Someone posted a recipe for strawberry pretzel jello salad on FB. Because apparently FB is now my grandma's church. I never understood why people would take something gross like jello and make it even grosser by adding pretzels to it.
\ Jello Shots are the entire reason why we have Jello. Just replace the cold water portion with freezer chilled vodka.
A long time ago, back when I was single and wanted to use my position in life to impress women who I wanted inside of, I used to have press credentials for the NBA and the whole she-bang. A brain tumor knocked all that out because, well, shit happens sometimes, and my writing isn't what it used to be. But here I go for another try: If you are firmly religious, don't look at this; if you are open-minded, well, click if you're curious. Spoiler Trying to get back into the game now. The first hurrah? A "coming out" story as an atheist, who also works for a multi-million dollar preschool which has slightly religious leanings. Every single person in my family who knows that I am an atheist, has disowned me. I've had my car keyed multiple times simply for displaying an "equal rights" sticker on the back windshield. The idea is to explore why we have to "come out," like it's a bad thing, and what happens when we do. More over, the greater idea is to explore what happens to me after the initial article is published (and I intend to make everyone I come into contact with on a daily basis aware of it). Might I lose my job or be demoted? Possibly but not likely. Though I'm not banking on it. Will I be disowned by all of my family? Smart money says yes. What about me living in Texas, the proverbial stereotype state where people presume our talks around the dinner table are about how we brought slaves back from Africa? I'm curious to know what will happen to me, and around me... I'm not out to make money; I've already made my money, I guess, depending on the life you want to live. But society is interesting, and we're at a "tipping point" right now... which way do you fall???
You sound like one of those pushy twats on both sides that constantly shove it in people's faces then wonder why nobody likes them but make it off to be as if everyone else is closed minded but them.
Yeah. No matter what you believe, there will be millions of people out there who vehemently disagree with you, so why poke the bears? Let them have their stupid beliefs, if they can't accept that Mormonism is the One True Path then fuck 'em.
I saw a man tonight. He was fucking LOADED. Huge crowd watching The World Cup on a bar patio. So he manages to push himself into a good spot to see the TV. EXCEPT... he has his son with him. When the U.S. makes a goal this guy goes nuts, flailing his arms around and manages to clock his 9 year old in the face not once, but twice. Dude doesn't even notice. Kid is near tears.

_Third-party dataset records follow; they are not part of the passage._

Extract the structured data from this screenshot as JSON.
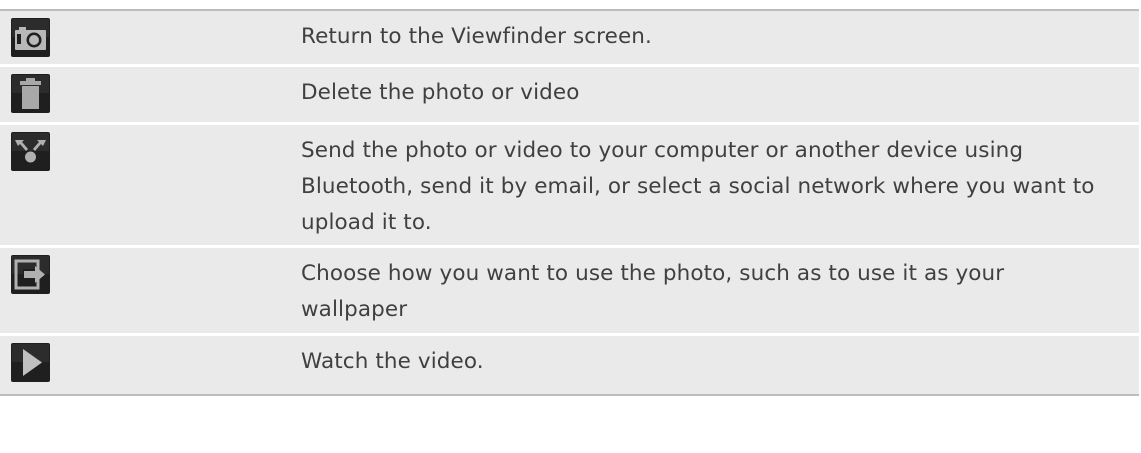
{
  "rows": [
    {
      "icon": "camera-icon",
      "description": "Return to the Viewfinder screen."
    },
    {
      "icon": "trash-icon",
      "description": "Delete the photo or video"
    },
    {
      "icon": "share-icon",
      "description": "Send the photo or video to your computer or another device using Bluetooth, send it by email, or select a social network where you want to upload it to."
    },
    {
      "icon": "export-icon",
      "description": "Choose how you want to use the photo, such as to use it as your wallpaper"
    },
    {
      "icon": "play-icon",
      "description": "Watch the video."
    }
  ]
}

Dad's too busy bouncing to notice he cracked his boy like a $5 whore. Kid shakes it off, manages to slink under his dad's waving arm to run to the back of the patio. I glance back and the kid is sitting with what looks like his brother at a table, playing with I-pads. Boy that got cracked has this look on his face like someone shit in his pillow. The only kids at the bar because it is a fucking bar. Couple minutes later kid comes back to hang out with his father. Once again dad smacks him right in the face because he's a drunk idiot. He picks the kid up trying to make him hop around with him. Boy is having NONE of it. He just keeps this expression of sheer contempt on him. It was hilarious how bad this fucktit failed as a father. And that is my World Cup story. Besides, a real man would have left his kids in the car with the windows rolled up.
I'm offended. Not really. I'm a little late to this . . . but, <gasp> my good man. That's what you think of me? Thinly-veiled? Ha. If I have ever made thinly-veiled references to wanting to see boobies before, let me just say that was not intentional. Because, I want to be up front here: I want to see all of the boobies. Seriously, though 'cup. If you need a shot of courage to get the nerve to post a picture of your boobs here, then go crazy. But, if you're so drunk that you make a decision you regret, then I'm glad you couldn't work the camera or whatever.
I have to say, Rush is truly a straight shooter. He told me what he wanted months, if not years, ago. I told him that if I ever had breast cancer I'd post a pic of them bitties for posterity before I had them lopped off in the mastectomy.
I'll do the same if my nuts are chopped off. For posterity. Because I'm sure the ladies really want to see them. Really.
I know, there is nothing more that the opposite sex wants to see but your diseased body parts. I live to serve.
My Mother in law is staying with us and my wife has poison ivy on her inner thighs, this is going to be the worst week ever. Thank god we have booze.
Soooo, you're saying you have to have sex with your Mother in Law (the 'stand in' principle) this week? Or am I just a sick bastard for thinking that?
I spent both Saturday and Sunday afternoon down at the lake this weekend, shirt on at all times. I have enough self-awareness to know this is best for everyone involved. Between swim shirts and the nike exercise shirts, there is no reason not to cover up your unsightliness. Plus I save a small fortune not having to sunblock my torso.
There's definitely cougar porn designed on the premise of boning your mother in law. I'm more curious if there is a poison ivy fetish porn. Do people get off watching women wipe their genitals with poison ivy and men coming in a day later to lick the rash covered vagina?